Safety is OpenAI’s top priority. The new models include new rejection prompts for bio-risks, malware, and jailbreaking to prevent harmful or dangerous content generation. The inference LLM monitor successfully flagged approximately 99% of dangerous conversations in human red team testing. According to OpenAI’s preparedness framework, these models score below the “high” threshold in categories of biological and chemical risks, cybersecurity, and AI self-improvement. Detailed safety results can be found in the system cards.

New Features

In addition to the new models, OpenAI has launched Codex CLI, a lightweight terminal coding agent that maximizes the inference capabilities of o3 and o4-mini, with planned support for the upcoming GPT-4.1. Codex CLI supports multimodal reasoning through screenshots or low-fidelity sketches and accesses local code, serving as a versatile tool for developers.
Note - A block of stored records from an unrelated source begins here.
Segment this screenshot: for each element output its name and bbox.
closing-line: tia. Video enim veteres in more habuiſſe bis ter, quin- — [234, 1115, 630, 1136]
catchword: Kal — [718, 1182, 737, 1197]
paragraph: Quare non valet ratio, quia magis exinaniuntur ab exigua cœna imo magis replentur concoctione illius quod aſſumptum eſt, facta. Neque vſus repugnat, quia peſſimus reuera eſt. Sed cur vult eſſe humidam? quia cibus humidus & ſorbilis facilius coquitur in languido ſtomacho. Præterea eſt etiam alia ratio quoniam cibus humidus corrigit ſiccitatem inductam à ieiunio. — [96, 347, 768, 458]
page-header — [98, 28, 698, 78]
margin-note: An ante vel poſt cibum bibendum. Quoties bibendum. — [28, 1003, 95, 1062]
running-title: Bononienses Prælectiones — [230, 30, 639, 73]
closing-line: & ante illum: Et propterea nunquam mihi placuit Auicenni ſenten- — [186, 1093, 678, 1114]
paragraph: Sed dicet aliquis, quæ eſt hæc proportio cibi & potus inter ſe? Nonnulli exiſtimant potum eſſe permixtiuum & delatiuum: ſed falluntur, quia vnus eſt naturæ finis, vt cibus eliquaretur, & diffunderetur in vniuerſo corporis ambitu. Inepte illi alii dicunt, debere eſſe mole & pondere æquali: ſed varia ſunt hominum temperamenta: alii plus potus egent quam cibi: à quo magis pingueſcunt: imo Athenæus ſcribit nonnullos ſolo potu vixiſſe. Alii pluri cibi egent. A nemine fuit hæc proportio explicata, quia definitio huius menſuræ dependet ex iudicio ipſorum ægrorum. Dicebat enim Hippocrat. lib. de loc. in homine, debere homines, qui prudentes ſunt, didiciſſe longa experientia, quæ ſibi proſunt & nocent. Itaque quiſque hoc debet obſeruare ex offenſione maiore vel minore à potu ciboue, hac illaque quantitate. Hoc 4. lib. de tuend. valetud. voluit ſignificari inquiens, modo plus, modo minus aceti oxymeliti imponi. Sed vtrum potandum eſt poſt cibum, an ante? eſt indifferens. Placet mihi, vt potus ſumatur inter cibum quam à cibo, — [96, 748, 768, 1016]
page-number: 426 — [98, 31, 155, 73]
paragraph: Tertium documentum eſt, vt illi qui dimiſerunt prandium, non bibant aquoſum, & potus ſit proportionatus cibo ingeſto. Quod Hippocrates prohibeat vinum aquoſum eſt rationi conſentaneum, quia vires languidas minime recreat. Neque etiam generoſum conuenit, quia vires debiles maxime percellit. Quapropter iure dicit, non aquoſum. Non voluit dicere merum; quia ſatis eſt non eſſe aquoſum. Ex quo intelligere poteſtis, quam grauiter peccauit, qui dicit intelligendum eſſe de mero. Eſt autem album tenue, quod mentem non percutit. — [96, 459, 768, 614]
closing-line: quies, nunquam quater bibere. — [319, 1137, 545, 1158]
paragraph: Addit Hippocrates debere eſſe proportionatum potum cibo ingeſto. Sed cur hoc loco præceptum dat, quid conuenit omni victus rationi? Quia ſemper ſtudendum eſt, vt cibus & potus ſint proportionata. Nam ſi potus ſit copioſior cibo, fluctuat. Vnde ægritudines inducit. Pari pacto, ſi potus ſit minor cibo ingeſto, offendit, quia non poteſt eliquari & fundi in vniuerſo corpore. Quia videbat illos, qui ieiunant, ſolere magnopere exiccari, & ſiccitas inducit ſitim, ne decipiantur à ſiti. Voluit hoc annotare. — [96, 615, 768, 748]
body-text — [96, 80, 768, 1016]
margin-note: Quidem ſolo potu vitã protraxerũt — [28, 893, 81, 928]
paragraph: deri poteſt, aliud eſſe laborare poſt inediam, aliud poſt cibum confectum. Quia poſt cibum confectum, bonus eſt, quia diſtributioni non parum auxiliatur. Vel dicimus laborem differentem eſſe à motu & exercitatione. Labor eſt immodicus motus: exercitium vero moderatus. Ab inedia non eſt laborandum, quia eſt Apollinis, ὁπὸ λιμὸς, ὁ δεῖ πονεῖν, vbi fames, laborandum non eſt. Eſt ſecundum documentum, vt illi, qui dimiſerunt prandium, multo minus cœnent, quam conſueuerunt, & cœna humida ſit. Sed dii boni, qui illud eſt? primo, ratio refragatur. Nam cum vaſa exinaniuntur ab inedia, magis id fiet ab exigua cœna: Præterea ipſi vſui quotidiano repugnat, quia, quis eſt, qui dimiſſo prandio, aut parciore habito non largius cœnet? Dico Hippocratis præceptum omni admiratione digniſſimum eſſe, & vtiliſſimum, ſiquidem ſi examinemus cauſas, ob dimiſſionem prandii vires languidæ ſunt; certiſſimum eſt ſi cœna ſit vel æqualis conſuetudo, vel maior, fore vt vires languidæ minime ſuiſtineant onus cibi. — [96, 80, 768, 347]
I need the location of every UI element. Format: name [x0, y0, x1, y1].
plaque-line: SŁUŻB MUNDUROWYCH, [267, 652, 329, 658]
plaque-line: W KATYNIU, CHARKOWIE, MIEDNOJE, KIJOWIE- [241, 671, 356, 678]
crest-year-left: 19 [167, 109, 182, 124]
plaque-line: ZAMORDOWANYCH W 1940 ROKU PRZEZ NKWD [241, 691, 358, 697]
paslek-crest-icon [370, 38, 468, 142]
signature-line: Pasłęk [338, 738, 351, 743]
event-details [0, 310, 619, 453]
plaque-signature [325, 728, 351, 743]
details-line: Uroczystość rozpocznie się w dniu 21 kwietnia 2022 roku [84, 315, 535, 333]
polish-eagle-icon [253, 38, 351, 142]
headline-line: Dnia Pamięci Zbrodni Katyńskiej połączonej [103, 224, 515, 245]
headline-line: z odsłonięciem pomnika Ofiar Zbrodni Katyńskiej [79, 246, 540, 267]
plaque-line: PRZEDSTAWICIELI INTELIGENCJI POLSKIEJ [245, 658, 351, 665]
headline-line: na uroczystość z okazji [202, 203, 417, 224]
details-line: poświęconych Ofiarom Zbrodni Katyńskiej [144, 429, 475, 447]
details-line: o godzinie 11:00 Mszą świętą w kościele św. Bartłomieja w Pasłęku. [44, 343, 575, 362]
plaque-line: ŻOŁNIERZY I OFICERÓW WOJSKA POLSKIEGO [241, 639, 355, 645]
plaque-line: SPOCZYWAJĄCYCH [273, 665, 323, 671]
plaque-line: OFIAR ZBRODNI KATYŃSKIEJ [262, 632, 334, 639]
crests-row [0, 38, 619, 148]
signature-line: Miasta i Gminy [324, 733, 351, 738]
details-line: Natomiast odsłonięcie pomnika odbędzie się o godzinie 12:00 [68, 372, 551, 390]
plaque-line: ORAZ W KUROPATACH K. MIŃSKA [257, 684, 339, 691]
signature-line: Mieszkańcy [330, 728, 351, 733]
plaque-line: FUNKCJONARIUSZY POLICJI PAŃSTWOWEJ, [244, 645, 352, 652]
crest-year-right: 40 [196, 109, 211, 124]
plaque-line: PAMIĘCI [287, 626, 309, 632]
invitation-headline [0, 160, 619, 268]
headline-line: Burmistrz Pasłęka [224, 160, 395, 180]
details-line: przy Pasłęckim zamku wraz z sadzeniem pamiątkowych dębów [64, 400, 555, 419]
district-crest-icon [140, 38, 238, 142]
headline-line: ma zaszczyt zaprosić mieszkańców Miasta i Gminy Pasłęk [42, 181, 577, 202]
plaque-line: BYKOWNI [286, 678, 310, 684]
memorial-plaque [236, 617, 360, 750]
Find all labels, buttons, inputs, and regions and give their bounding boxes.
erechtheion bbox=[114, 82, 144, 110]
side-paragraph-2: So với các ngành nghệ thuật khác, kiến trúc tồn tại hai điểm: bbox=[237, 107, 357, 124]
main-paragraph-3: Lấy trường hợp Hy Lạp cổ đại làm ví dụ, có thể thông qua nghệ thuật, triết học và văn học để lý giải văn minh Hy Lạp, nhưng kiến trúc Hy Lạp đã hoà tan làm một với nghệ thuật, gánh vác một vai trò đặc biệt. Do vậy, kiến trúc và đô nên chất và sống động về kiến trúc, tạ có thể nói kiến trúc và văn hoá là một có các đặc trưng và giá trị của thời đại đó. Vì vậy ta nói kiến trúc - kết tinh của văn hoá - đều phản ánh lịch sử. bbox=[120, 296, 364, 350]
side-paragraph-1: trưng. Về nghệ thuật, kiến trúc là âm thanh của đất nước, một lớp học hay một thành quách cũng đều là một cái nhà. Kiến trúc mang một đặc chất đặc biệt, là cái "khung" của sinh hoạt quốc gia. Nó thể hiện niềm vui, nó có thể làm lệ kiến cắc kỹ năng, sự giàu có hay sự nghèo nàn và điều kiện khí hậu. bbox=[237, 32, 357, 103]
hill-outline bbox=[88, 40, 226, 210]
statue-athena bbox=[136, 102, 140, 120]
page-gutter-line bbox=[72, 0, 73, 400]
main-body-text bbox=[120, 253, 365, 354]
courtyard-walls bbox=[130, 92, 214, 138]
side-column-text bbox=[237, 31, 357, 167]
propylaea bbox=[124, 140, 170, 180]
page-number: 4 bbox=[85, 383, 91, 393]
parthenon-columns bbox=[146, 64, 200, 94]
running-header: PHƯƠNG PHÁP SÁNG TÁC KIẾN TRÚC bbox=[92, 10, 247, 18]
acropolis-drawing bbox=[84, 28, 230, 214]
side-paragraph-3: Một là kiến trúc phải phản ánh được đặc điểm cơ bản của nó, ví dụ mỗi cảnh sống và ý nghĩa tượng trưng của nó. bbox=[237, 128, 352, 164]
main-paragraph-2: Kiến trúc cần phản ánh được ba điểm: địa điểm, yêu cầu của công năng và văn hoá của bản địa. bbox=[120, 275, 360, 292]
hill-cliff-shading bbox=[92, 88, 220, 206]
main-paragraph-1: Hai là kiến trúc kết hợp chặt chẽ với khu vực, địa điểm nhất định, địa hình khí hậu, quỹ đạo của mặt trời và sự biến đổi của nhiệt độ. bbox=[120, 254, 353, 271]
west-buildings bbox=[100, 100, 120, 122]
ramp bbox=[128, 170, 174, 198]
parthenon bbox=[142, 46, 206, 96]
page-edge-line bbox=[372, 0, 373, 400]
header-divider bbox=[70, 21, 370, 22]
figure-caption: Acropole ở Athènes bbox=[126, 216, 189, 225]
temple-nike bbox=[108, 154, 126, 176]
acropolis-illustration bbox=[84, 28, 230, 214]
It’s fully open-source and available on GitHub.

Access and Availability

o3 and o4-mini are now available to ChatGPT Plus, Pro, and Team users, replacing the o1, o3-mini, and o3-mini-high models. Enterprise users will gain access within a week, while free users can experience o4-mini through the “Think” feature in the composer. For developers, API access is provided through chat completions and response APIs, with documentation available in the OpenAI API documentation.